From Natural Products to Designer Drugs: Development and Molecular Mechanisms Action of Novel Anti-Microtubule Breast Cancer Therapeutics.

Abstract

Microtubule-targeted drugs (MTDs) have been on the forefront of breast cancer chemotherapy. Classic MTDs, such as paclitaxel and their semisynthetic derivatives, have achieved considerable success in the clinical management of breast neoplasms. In order to improve the specificity and to reduce undesirable, dose-limiting toxicities of these drugs, a plethora of novel compounds are being synthesized and investigated in laboratories worldwide. Due to their crucial roles during cell division, and to the fact that the suppression of their innate 'dynamic instability' can arrest cell cycle progression, microtubules formed an attractive target for cancer chemotherapy. Kadcyla (ado-trastuzumab emtansine), Halaven (eribulin mesylate), and Ixempra (Ixabepilone) are three relatively-novel, microtubule-targeting antibreast cancer drugs.
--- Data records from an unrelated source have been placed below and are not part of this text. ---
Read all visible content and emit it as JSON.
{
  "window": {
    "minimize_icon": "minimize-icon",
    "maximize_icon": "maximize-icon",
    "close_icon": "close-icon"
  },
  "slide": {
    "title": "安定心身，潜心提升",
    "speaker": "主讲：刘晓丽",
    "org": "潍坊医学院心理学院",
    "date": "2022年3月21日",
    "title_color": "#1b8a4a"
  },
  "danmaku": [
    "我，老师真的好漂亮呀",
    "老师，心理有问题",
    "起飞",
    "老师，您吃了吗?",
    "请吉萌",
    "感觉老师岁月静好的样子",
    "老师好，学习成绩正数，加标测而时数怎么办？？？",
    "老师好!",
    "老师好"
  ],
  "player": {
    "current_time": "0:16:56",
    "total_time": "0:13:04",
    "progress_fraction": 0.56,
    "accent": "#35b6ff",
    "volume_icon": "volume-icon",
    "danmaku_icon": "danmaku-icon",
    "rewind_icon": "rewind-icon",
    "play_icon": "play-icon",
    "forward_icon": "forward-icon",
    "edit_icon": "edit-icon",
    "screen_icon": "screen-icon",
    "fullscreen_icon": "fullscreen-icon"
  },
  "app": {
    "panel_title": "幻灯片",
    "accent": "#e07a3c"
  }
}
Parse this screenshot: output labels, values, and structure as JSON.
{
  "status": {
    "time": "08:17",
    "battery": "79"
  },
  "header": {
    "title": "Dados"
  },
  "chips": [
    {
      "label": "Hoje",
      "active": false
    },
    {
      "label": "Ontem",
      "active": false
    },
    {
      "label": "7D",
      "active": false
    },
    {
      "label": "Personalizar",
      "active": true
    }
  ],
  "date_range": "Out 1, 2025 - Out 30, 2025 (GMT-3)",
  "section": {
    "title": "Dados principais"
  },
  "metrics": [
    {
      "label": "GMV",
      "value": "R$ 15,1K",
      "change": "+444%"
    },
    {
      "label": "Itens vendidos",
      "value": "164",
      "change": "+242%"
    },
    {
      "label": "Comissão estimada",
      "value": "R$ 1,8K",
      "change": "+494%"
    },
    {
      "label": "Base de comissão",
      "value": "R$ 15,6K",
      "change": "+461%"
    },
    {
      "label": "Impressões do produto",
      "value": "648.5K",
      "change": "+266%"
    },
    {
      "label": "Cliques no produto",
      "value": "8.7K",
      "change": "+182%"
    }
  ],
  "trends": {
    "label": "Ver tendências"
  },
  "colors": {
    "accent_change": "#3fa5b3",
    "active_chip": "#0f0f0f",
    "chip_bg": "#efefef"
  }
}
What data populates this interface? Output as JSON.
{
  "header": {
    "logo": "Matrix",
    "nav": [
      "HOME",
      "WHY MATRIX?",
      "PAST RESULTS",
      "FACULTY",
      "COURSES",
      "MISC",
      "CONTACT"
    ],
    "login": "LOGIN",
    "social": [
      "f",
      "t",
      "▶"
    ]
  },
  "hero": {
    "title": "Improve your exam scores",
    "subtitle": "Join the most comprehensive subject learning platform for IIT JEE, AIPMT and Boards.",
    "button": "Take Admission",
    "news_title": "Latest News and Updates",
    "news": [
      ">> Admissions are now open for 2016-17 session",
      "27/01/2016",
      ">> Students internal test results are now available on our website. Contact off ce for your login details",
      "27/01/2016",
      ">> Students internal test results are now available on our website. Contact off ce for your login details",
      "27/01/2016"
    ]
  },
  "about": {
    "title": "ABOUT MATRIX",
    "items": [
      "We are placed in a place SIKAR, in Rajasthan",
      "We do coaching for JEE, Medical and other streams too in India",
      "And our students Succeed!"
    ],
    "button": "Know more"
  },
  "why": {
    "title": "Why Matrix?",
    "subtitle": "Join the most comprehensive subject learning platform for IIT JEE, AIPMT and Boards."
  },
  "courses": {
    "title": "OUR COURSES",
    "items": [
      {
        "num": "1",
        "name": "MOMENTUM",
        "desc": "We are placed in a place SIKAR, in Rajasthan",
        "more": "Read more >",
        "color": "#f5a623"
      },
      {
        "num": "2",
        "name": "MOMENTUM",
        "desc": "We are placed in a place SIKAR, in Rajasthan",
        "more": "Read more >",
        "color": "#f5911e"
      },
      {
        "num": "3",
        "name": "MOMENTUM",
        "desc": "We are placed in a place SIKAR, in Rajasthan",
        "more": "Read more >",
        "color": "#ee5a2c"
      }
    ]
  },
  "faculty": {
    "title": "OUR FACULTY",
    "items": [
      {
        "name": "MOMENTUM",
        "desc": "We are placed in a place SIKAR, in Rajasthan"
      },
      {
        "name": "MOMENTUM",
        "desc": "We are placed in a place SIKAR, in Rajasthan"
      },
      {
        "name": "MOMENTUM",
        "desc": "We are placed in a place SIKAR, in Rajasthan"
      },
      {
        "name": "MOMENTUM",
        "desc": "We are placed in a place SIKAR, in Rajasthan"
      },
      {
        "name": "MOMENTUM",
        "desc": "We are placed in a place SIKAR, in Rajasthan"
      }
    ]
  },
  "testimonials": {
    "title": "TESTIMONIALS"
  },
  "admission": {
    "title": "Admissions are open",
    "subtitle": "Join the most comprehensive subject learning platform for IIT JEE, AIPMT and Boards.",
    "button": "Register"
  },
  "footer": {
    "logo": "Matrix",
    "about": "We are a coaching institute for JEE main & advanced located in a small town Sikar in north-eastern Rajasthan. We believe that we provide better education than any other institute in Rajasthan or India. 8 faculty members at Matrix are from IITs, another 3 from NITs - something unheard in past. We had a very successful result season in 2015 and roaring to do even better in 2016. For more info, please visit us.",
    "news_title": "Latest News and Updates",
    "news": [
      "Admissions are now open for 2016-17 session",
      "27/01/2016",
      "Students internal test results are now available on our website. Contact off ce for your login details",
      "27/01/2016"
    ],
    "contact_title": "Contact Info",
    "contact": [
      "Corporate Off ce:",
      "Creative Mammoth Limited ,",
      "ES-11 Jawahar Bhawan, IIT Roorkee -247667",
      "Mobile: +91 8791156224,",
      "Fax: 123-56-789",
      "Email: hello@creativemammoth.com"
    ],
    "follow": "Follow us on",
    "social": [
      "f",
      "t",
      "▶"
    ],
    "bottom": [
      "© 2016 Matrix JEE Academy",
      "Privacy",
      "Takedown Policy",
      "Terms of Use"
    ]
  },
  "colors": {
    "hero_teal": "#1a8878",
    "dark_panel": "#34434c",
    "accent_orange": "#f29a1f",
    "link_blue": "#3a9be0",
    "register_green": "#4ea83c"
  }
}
Kadcyla was developed by conjugating a very potent derivative of the natural product maytansine to trastuzumab, a HER2-targeted monoclonal antibody. Kadcyla is a double-edged weapon, that is, it prevents receptor dimerization to inhibit cell proliferation, and then it enters inside the target tumour cell by receptor-mediated endocytosis and ensures death of the cell. Halaven (eribulin mesylate), created by simplifying the structure of the marine sponge-derived molecule Halichondrin B, works primarily by suppressing the growth rates of microtubules and thereby inducing cell cycle arrest and cell death. Ixabepilone, the semisynthetic analogue of epothilone B, suppresses the shortening rates of dynamic microtubules resulting in cell cycle inhibition and cell death. In order to improve the efficacy and reduce drug-induced side effects, novel therapeutic strategies, including liposome-mediated drug delivery, are being investigated.